Mirami was founded on 11 July 2010 by producers Andriy Bakun, Oleksandr Duda, Oleg Kovalsky, and Petr Huzar. The founding date is considered to be the day when, after a small casting, the first vocalists were finally approved, who became Marta Moh, Yulia Ivashkiv, and Yana Snitkus. The band first appeared on Ukrainian airwaves with their hit "Sexualna". Mirami's debut video was shot together with the famous rapper VovaZIL'Vova and was presented on the all-Ukrainian music channel M1. For more than two months, the song stayed at the top of the Coolbaba.cc hit parade and became the most popular track on radio stations. However Marta left the band a few months later, in part due to getting married and did not see it possible to combine work and family life.

With the departare of Marta, the producers announce a big casting, thanks to which they find a new member, Oksana Karpiak. The band, consisting of Yulia Ivashkiv, Yana Snitkus and Oksana Karpiak, goes on its first tour. The band's performances with the hit "Sexualna" on the dance floors of Poland Czech Republic, Slovakia, Serbia, Lithuania, Germany, Estonia, Latvia, as well as Russia and Belarus were successful. In the European charts, the Mirami band has surpassed performers from Italy, Germany, France, and the USA. The song "Sexualna" is being played on radio stations such as Free Radio (Czech Republic), ESKA (Poland), RMF Maxx (Poland), Open.FM (Poland), etc. And the TV channels Bridge TV (Russia), RuSong TV (Russia), ESKA TV (Poland), Viva Polska, MTV Polska, 4FunTV (Poland), MCM (France) are taking Mirami's hit into rotation. The band participated in the final concert "Hity na czasie" (Current hits), organized by ESKA radio.

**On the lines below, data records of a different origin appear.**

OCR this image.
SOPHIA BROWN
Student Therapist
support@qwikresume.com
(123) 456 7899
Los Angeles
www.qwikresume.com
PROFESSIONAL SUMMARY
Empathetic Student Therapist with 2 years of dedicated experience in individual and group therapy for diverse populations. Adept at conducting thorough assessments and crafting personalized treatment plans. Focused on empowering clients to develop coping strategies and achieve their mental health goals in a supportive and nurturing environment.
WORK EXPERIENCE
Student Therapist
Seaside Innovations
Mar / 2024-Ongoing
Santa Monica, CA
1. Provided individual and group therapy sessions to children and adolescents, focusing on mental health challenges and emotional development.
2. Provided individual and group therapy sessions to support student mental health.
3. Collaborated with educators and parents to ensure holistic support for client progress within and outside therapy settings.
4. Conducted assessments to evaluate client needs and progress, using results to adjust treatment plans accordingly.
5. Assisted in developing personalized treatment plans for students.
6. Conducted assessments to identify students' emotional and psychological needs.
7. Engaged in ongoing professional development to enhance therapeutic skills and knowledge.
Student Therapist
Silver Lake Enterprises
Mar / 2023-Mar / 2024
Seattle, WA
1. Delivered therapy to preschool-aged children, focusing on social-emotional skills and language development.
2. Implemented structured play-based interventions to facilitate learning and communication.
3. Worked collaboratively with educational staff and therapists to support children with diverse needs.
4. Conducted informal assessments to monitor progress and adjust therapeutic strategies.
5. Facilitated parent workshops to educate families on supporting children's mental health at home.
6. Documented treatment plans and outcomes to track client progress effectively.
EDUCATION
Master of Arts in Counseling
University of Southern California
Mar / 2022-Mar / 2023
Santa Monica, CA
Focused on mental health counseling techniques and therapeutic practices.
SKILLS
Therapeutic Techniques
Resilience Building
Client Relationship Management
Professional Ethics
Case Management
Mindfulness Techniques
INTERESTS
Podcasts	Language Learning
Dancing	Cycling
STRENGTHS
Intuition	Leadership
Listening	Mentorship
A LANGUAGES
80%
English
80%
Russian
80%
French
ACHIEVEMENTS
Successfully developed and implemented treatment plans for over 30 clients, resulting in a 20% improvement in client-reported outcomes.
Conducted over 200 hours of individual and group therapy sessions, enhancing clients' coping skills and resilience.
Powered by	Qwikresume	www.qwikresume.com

In 2011, the song "Sexualna" was included in the "Hot 100" (Gorąca 100) of tracks on Radio Eska. In an open vote, competing with world-famous names such as Rihanna, Pitbull, Adele, Shakira and others, the group Mirami took 23rd place. Thanks to the listeners of RMF Maxx radio, "Sexualna" was included in the 10 best club hits of 2011 (Klubowy przeboj roku). But on the Czech Free Radio, where 3 songs of the group had already been presented, Mirami with "Sexualna" became 4th of the 100 best tracks in the Czech Republic. Miramimania is on this list at 27th place, and Love (Through Galaxies) at 88th. "Sexualna" becomes the soundtrack to the Polish comedy film Wyjazd integracyjny (Corporate Party). The band's debut album Miramimania released in Poland in September 2011 in collaboration with the music company Magic Records / Universal Music Poland, was certified gold n November 2011.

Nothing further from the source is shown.